Ray alzó la vista para mirarla.

–Tal vez dentro de unas semanas. Lo necesitamos para el grupo de pescadores de Boston.

Lily se encogió de hombros. Si Ray quería arriesgarse con su licencia era asunto suyo. Pero no pudo evitar pensar que en su lugar ella habría escogido una opción más segura.

Ray torció el gesto y decidió cambiar otra vez de tema.

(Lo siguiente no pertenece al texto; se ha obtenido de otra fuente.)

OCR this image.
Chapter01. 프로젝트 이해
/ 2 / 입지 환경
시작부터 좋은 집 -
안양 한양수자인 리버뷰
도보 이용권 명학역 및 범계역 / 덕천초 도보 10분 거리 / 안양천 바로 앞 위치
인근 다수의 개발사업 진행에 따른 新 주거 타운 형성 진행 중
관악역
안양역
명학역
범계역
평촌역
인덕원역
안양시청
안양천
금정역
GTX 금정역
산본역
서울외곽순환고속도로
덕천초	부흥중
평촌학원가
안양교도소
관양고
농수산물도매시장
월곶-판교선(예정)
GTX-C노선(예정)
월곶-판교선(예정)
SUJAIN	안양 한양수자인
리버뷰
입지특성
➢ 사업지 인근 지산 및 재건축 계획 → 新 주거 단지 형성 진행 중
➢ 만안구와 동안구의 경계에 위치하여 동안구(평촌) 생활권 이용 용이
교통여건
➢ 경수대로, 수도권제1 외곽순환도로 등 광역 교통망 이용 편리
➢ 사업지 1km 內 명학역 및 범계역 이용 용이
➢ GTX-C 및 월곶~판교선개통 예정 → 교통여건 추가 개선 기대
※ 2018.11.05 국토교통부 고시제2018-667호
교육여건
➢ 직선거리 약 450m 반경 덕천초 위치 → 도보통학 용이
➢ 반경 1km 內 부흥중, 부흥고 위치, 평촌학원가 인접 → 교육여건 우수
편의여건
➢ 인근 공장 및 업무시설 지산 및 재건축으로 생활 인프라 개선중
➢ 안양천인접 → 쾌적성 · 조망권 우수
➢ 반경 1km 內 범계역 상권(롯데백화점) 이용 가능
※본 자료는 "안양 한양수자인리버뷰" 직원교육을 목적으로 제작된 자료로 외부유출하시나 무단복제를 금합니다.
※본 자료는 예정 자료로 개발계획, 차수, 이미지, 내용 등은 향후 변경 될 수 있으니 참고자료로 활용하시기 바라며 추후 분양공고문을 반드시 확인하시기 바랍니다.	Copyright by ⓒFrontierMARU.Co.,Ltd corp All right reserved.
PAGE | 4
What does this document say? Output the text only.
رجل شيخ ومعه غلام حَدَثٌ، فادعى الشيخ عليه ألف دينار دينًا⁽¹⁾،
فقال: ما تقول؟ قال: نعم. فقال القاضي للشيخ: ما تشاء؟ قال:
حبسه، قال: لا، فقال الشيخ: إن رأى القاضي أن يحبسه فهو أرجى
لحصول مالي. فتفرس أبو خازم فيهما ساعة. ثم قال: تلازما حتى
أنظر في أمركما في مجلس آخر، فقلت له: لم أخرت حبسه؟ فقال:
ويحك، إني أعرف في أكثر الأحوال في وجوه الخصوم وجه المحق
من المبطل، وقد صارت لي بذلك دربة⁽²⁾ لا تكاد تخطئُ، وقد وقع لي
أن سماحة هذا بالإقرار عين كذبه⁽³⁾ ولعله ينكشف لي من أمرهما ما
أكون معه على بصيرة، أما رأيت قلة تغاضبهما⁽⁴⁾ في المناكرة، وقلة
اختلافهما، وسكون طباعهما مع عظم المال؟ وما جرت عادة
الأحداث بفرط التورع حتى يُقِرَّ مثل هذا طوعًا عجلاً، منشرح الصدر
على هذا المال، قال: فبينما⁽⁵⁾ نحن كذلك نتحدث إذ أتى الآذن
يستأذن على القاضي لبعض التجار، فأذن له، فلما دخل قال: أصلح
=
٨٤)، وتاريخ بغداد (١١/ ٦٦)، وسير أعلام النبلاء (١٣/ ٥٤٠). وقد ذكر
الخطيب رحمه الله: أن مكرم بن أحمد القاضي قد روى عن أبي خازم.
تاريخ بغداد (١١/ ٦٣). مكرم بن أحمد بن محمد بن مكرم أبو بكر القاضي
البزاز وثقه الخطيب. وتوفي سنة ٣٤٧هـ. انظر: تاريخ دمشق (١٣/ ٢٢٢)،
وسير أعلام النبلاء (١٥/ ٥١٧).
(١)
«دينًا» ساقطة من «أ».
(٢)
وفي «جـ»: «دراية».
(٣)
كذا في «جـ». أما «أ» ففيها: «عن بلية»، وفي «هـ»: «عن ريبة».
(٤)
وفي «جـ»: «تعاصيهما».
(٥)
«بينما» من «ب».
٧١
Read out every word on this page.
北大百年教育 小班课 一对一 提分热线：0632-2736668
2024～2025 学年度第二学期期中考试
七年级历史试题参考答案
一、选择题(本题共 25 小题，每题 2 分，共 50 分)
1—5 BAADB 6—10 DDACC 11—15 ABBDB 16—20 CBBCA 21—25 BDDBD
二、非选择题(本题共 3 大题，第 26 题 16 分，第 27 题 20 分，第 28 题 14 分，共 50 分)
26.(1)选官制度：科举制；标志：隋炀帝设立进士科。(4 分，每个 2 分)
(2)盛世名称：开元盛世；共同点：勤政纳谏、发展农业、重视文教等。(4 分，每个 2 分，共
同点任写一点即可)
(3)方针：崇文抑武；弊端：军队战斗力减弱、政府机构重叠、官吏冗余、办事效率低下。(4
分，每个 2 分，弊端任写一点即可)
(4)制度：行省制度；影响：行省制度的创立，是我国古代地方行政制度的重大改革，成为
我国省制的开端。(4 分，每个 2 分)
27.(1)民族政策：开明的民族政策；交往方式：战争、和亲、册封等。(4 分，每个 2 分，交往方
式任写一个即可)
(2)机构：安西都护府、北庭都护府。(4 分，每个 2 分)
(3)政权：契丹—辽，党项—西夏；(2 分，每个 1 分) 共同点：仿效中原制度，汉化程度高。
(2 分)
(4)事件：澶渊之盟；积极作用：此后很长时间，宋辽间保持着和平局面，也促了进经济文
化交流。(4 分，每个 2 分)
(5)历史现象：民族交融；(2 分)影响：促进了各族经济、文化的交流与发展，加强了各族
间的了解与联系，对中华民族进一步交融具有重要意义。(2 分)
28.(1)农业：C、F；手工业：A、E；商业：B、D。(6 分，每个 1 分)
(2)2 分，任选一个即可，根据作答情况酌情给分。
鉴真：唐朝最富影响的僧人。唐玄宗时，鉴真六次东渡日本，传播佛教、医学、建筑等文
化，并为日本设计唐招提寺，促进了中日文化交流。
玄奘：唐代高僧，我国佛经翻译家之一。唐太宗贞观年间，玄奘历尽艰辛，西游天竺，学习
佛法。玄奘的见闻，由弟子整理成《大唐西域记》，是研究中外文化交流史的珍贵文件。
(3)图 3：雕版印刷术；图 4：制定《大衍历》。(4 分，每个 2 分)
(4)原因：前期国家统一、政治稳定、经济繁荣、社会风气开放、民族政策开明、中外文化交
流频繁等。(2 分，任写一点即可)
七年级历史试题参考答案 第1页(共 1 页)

–Supongo que sabes que Laura Mathews ha vuelto a la isla.

Laura había sido una buena amiga suya antes de que cada una se fuera por su lado, Laura a Nueva York a trabajar en una agencia de publicidad y Lily a la universidad en Florida.

–No, no sabía nada de ella.

Por supuesto, recientemente se había hablado del padre de Laura y de la cantidad de dinero que había perdido en las mesas de juego de Las Vegas. En el pasado fue el hombre más rico de Cayo Orquídea, y ahora Dee-Dee decía que a duras penas podía salir adelante debido a la recesión económica.

Así que había tenido que vender algunas propiedades. Como la casa de Punta Orquídea. Unos años atrás, Laura y su madre vivían en la villa que ahora pertenecía a Rafael Oliveira. Los padres de Laura se separaron cuando ella era una niña, y desde entonces Grant Mathews vivió solo en la casa de la plantación.

–Imprímeme una copia de nuestra situación financiera actual, ¿quieres? –dijo entonces Ray levantándose del escritorio de Lily–. No se me da muy bien la informática.

Lily sintió una punzada de recelo. Solo era una intuición, pero a Ray no se le daba muy bien ocultar sus sentimientos y al parecer tenía algo más que los problemas del Santa Lucia en mente.

–Pareces preocupado –dijo a pesar de su decisión de no implicarse–. No tenemos problemas, ¿verdad? Cartagena Charters es la mejor agencia de la isla.

–Eso no es mucho decir dadas las circunstancias actuales. La gente no viene a la isla fuera de temporada como antes –musitó Ray–. Esos huracanes caribeños no son buenos para el negocio. Ya sabes que hemos tenido un par de cancelaciones, y como perdí dos barcos en esa tormenta del otoño pasado estoy haciendo grandes esfuerzos por mantenerme a flote.

Lily fue consciente de que el recelo que había sentido antes estaba justificado.

–Pero entonces, ¿por qué comprar una nueva goleta? ¿Nos lo podemos permitir?

Ray la miró de reojo.

–¿Importa eso? La necesitábamos –le recordó–. ¿No te acabo de decir que perdimos dos barcos el pasado otoño?

–Sí –Lily se quedó pensativa–. Y supongo que si queremos que alguien se interese por Cartagena Charters hay que presentar una imagen de éxito.

Ray afirmó con la cabeza.

–Ahora nos entendemos.

Un inversor como Rafe Oliveira, pensó Lily incómoda. Se le pusieron los nervios de punta al recordar a aquel hombre de pie en la oficina mirándola con aquellos ojos negros como la noche.

Tragó saliva. ¿Acaso confiaba Ray en conseguir que Oliveira se interesara por la agencia?

Dudaba mucho que la propia Dee-Dee pudiera predecir lo que eso significaría para Lily.